Presiden Amerika Serikat (AS) Donald Trump mengancam akan memecat Ketua Bank Sentral AS Federal Reserve (The Fed) Jerome Powell jika tidak mengundurkan diri dari dewan bank sentral ketika masa jabatannya berakhir pada Mei 2026.
"Kalau begitu saya harus memecatnya," kata Trump saat ditanya jika Powell tetap menjabat di The Fed, dikutip dari CNN, Kamis (16/4/2026).
Pengunduran diri Powell menjadi rumit karena dirinya sedang menghadapi penyelidikan kriminal dan surat panggilan Departemen Kehakiman AS terkait dugaan berbohong kepada Kongres mengenai renovasi kantor pusat senilai US$ 2,5 miliar. Itu subjek yang menjadi fokus pemerintahan Trump sebagai bagian dari kritik berulang-ulang terhadap kepemimpinan Powell di The Fed.
SCROLL TO CONTINUE WITH CONTENT
Pada Januari 2026, Trump mengusung mantan Gubernur The Fed Kevin Warsh untuk menggantikan Powell yang masa jabatannya akan berakhir pada 15 Mei 2026. Di sisi lain, Senator Republik Carolina Utara, Thom Tillis sebagai anggota kunci komite yang menyetujui calon Ketua The Fed mengaku tidak akan memberikan suara sampai penyelidikan terhadap Powell selesai.
Pemerintahan Trump kembali menegaskan dukungannya terhadap penyelidikan tersebut pada minggu ini.
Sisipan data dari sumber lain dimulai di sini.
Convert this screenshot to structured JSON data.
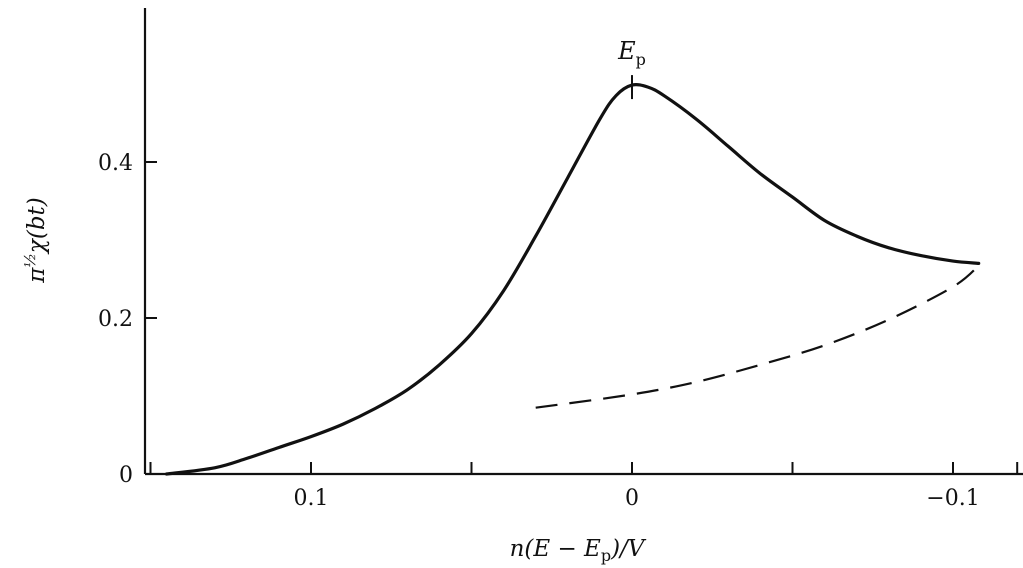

Meskipun ada kemungkinan hal itu akan menunda nominasi Warsh dan dapat menyebabkan konfrontasi hukum sehingga memperpanjang masa jabatan Powell sebagai Ketua The Fed.
Sebanyak dua jaksa yang bekerja untuk kantor Kejaksaan Distrik Columbia yang dipimpin Jeanine Pirro ditolak masuk pada Selasa (14/4) setelah datang ke kantor The Fed dalam kunjungan mendadak untuk memeriksa progres renovasi.
"Proyek konstruksi apa pun yang mengalami pembengkakan biaya hampir 80% dari anggaran konstruksi awal layak mendapatkan tinjauan serius," kata Pirro dalam sebuah pernyataan.
Robert Hur, seorang pengacara yang mewakili The Fed mengatakan kepada salah satu jaksa penuntut untuk tidak mengunjungi gedung itu lagi tanpa kehadiran pengacara The Fed.
Kunjungan tersebut dan ancaman Trump untuk memecat Powell meningkatkan ketegangan luar biasa antara pemerintahan AS dan bank sentral. Tindakan dan ancaman tersebut menimbulkan pertanyaan tentang independensi bank sentral.